If you attend a college-level earth science class in Ohio in the coming years, you might learn about how climate change is causing heat waves, flooding, and record storms, and how humanity has a shrinking window to drastically cut emissions and forestall the worst effects. But your instructor could also be forced to spend a big chunk of time talking about how a few largely discredited researchers and fossil-fuel funded lobbyists don’t think there’s really much of an issue.
That’s because just last week, the state senate began debating the Ohio Higher Education Enhancement Act, which would tie the hands of instructors at colleges and universities from teaching effectively on subjects the state legislature has labeled as “controversial,” including climate change. Those institutions would have to guarantee that they’re “encourag[ing] students to reach their own conclusions,” on such matters, which also include subjects like abortion rights. The schools are also obligated to not “seek to inculcate any social, political, or religious point of view” on students. Higher education institutions would also be barred from implementing sustainability initiatives. Diversity or equity programs would also be banned.
Classroom politics have been at the center of an intense national discussion for years, with much of that controversy focusing on sexual orientation, gender identity, race, and American history. Climate science is sometimes thrown into the debate as well. Idaho, for instance, went through the legislative equivalent of a knock down drag out fight over a proposal to include climate change in the state’s academic standards back in 2019. Those tensions have recently been inflamed by Florida Governor Ron DeSantis’s increasingly zealous efforts to remake the state’s school systems and universities in opposition to what conservatives have termed “wokeness.” Now, the Ohio education bill may signal that that renewed conservative education push has extended to climate science as well, with politicians seeking to insert proven falsehoods into higher-education science courses.
That conservative crusade comes at a time of increased attention among educators and progressive politicians to get more climate science into classrooms in order to help children understand the accelerating changes in the world around them. New Jersey became the first state to legislate climate change into its learning standards back in 2020, followed by Connecticut last year. New Jersey’s standards went into effect last fall, with educators introducing children to climate change starting in kindergarten, and in both science classes and less obvious subjects, like art and physical education. Supporters of the policy point to studies that show how climate education can inculcate sustainable habits, and even help increase parental engagement on the issue.
Many schools mention climate change in science class, but absent efforts like those in New Jersey the curriculum can fall woefully behind the current science and state of urgency. On a recent visit to several D.C.-area charter schools, for instance, a colleague of mine was surprised by how little climate awareness was part of the curriculum. She asked one class of 11th graders if any of them were worried about how climate change would impact their own lives; only one hand went up, and that student was more focused on what would happen if the polar ice caps melted 100 years from now. A few students in a 9th grade class had heard of Greta Thunberg, but weren’t exactly sure what she stood for. When prompted, a few other 11th graders in another school acknowledged that heat waves had gotten worse in the D.C. area over the past few years, likely because of climate change, but the solution, they said, was more air conditioning. Other classes were more informed, but it appeared to be due to the efforts of individual teachers, not the curriculum.
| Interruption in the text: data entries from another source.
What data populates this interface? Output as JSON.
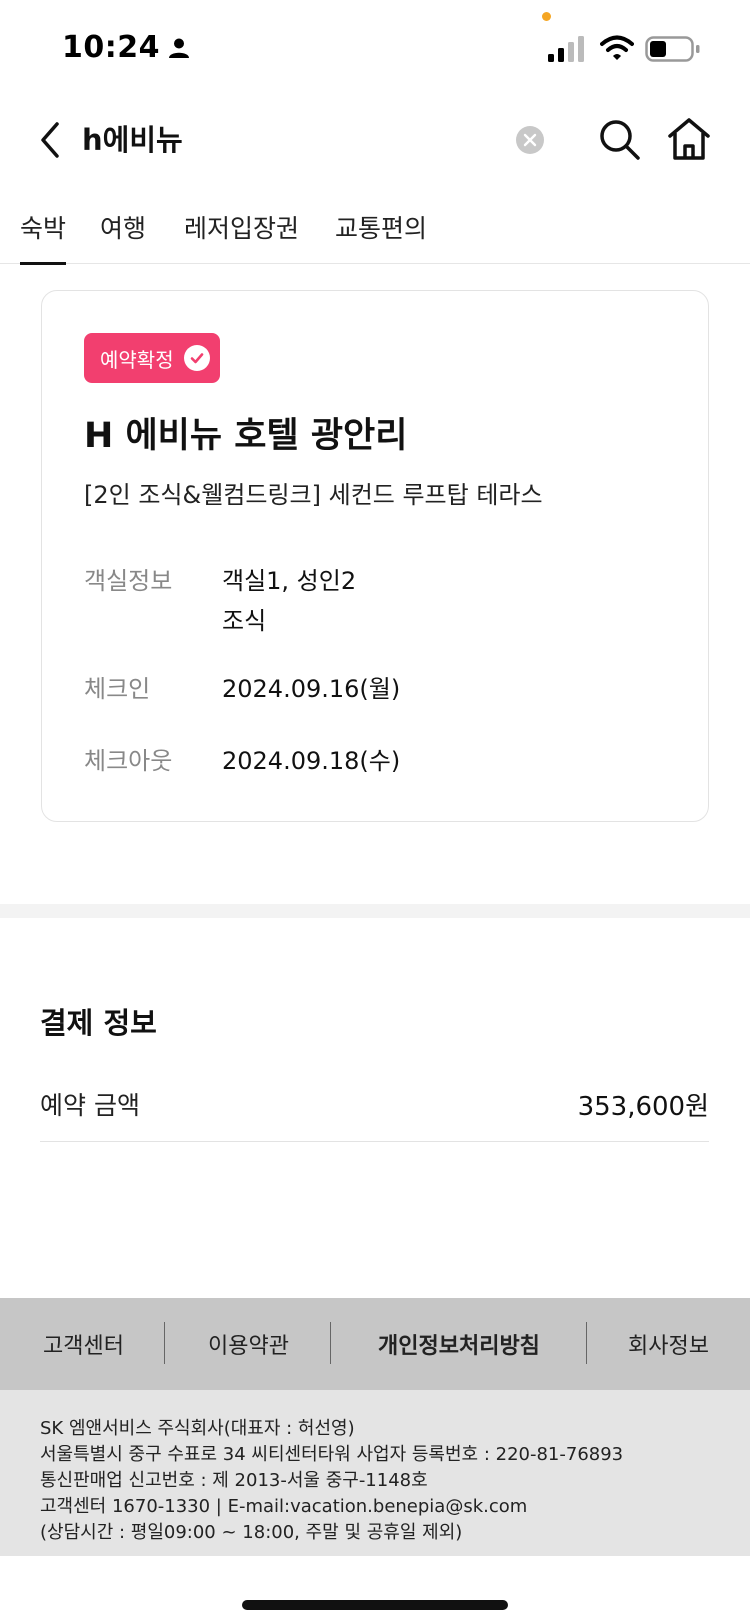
{
  "status_bar": {
    "time": "10:24",
    "colors": {
      "dot": "#f5a623"
    }
  },
  "header": {
    "search_value": "h에비뉴"
  },
  "tabs": [
    {
      "label": "숙박",
      "active": true
    },
    {
      "label": "여행",
      "active": false
    },
    {
      "label": "레저입장권",
      "active": false
    },
    {
      "label": "교통편의",
      "active": false
    }
  ],
  "booking": {
    "status": "예약확정",
    "hotel_name": "H 에비뉴 호텔 광안리",
    "room_name": "[2인 조식&웰컴드링크] 세컨드 루프탑 테라스",
    "rows": [
      {
        "label": "객실정보",
        "value": "객실1, 성인2",
        "value2": "조식"
      },
      {
        "label": "체크인",
        "value": "2024.09.16(월)"
      },
      {
        "label": "체크아웃",
        "value": "2024.09.18(수)"
      }
    ],
    "colors": {
      "badge": "#f23f6f"
    }
  },
  "payment": {
    "title": "결제 정보",
    "label": "예약 금액",
    "amount": "353,600원"
  },
  "footer": {
    "links": [
      "고객센터",
      "이용약관",
      "개인정보처리방침",
      "회사정보"
    ],
    "info": [
      "SK 엠앤서비스 주식회사(대표자 : 허선영)",
      "서울특별시 중구 수표로 34 씨티센터타워 사업자 등록번호 : 220-81-76893",
      "통신판매업 신고번호 : 제 2013-서울 중구-1148호",
      "고객센터 1670-1330 | E-mail:vacation.benepia@sk.com",
      "(상담시간 : 평일09:00 ~ 18:00, 주말 및 공휴일 제외)"
    ]
  },
  "icons": {
    "back": "chevron-left-icon",
    "clear": "close-circle-icon",
    "search": "search-icon",
    "home": "home-icon",
    "check": "check-icon"
  }
}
Ohio’s law proposes to go entirely in the opposite direction, preventing educators from teaching the established facts of climate change as such, and forcing them to add misleading arguments from climate change skeptics. Supporters say the measure is about championing intellectual diversity on an important subject. “What I think is controversial is different views that exist out there about the extent of the climate change and the solutions to try to alter climate change,” said Republican state senator Jerry Cirino, the bill’s primary sponsor, speaking with Energy News Network. That would seem to mean that educators must validate the perspective that climate change is a minimal threat, or that there’s not much we can do about it, both of which are untrue.
Classroom debates in which students are encouraged to argue and draw their own conclusions about big issues are an important part of education. But schools and colleges are also places for instruction, and it’s the job of teachers and educators to determine which topics are places to indulge multiple contrasting views, and which are places for hard facts. Climate science is well-established, but by framing the field’s basic concepts as a topic worthy of spirited debate, those legislators are really promoting false fossil fuel industry talking points—that wrongly say humans aren’t causing the warming, or that the changes won’t necessarily be that bad—and putting them on the same level as actual science in the minds of those students. That might serve the interests of a few hard-line state legislators who haven’t been keeping up with the most recent U.N. climate reports. But it’s a profound disservice to the students who will face the realities of a warming world in the years ahead.